- Born: April 5, 1910 Grand Rapids, Michigan, U.S.
- Died: July 20, 1999 (aged 89) Largo, Florida, U.S.
- Education: Hope College
- Occupation: Sportswriter
- Employer: The Detroit News (1945–1973)
- Known for: Waddy's World (1947–1973) Founder and leader, Baseball Chapel (1973–1982)
- Children: Jon Spoelstra
- Relatives: Erik Spoelstra (grandson)

= Watson Spoelstra =

American sportswriter (1910–1999)

Watson N. "Waddy" Spoelstra (April 5, 1910 – July 20, 1999) was an American sportswriter for The Detroit News from 1945 to 1973. He served as the president of the Baseball Writers' Association of America in 1968. After retiring from The Detroit News, he founded Baseball Chapel, a Christian ministry for professional baseball players, which he led from 1973 to 1982.

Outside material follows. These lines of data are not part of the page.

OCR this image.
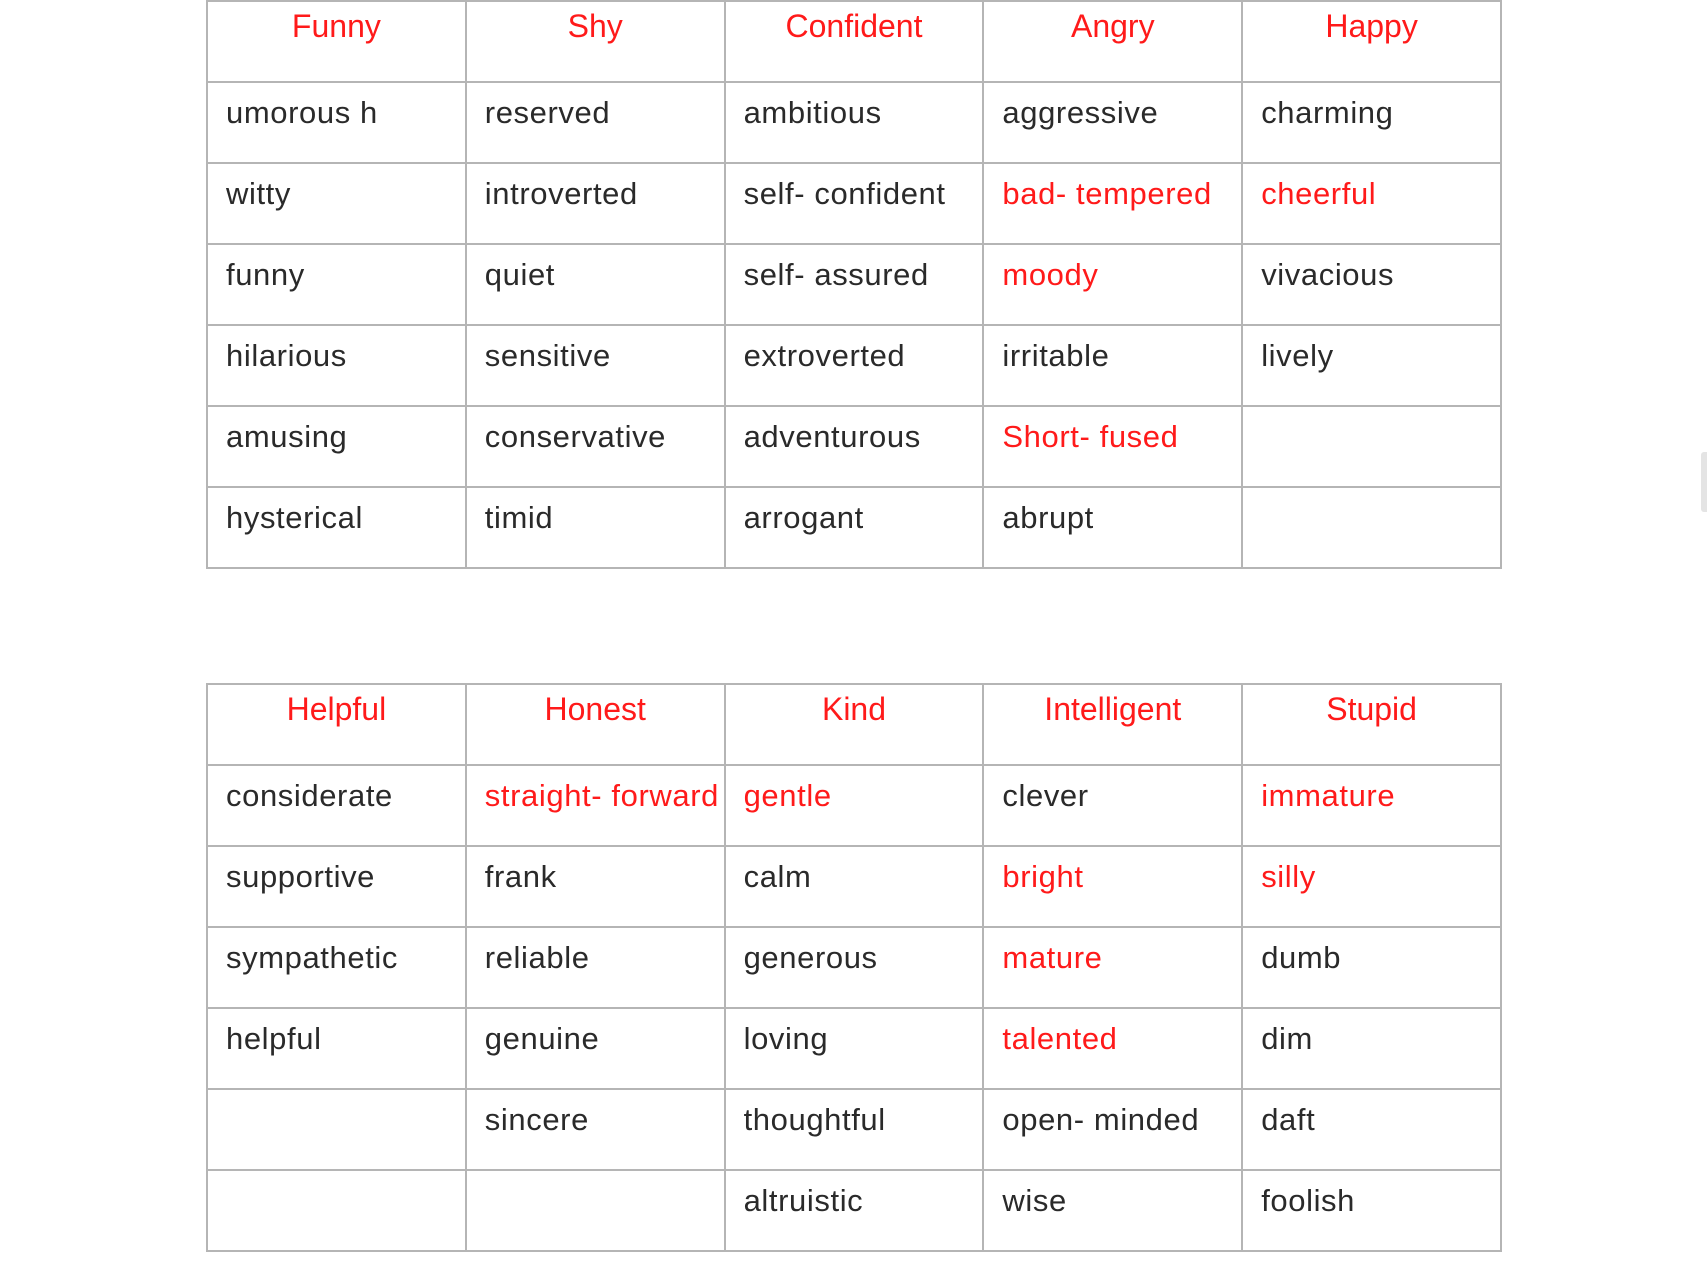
Funny	Shy	Confident	Angry	Happy
umorous h	reserved	ambitious	aggressive	charming
witty	introverted	self- confident	bad- tempered	cheerful
funny	quiet	self- assured	moody	vivacious
hilarious	sensitive	extroverted	irritable	lively
amusing	conservative	adventurous	Short- fused	
hysterical	timid	arrogant	abrupt	
Helpful	Honest	Kind	Intelligent	Stupid
considerate	straight- forward	gentle	clever	immature
supportive	frank	calm	bright	silly
sympathetic	reliable	generous	mature	dumb
helpful	genuine	loving	talented	dim
	sincere	thoughtful	open- minded	daft
		altruistic	wise	foolish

Spoelstra was born in Grand Rapids, Michigan in 1910. He attended Hope College where he played baseball and basketball. He became Hope College's all-time leading scorer in basketball. He graduated from Hope College in 1932.

After graduating from college, Spoelstra was hired as a sportswriter by the Associated Press, assigned to Detroit. In approximately 1945, Spoelstra was hired by The Detroit News, where he remained for nearly 30 years.

His son Jon Spoelstra is a former National Basketball Association executive and his grandson Erik Spoelstra is the current head coach of the Miami Heat.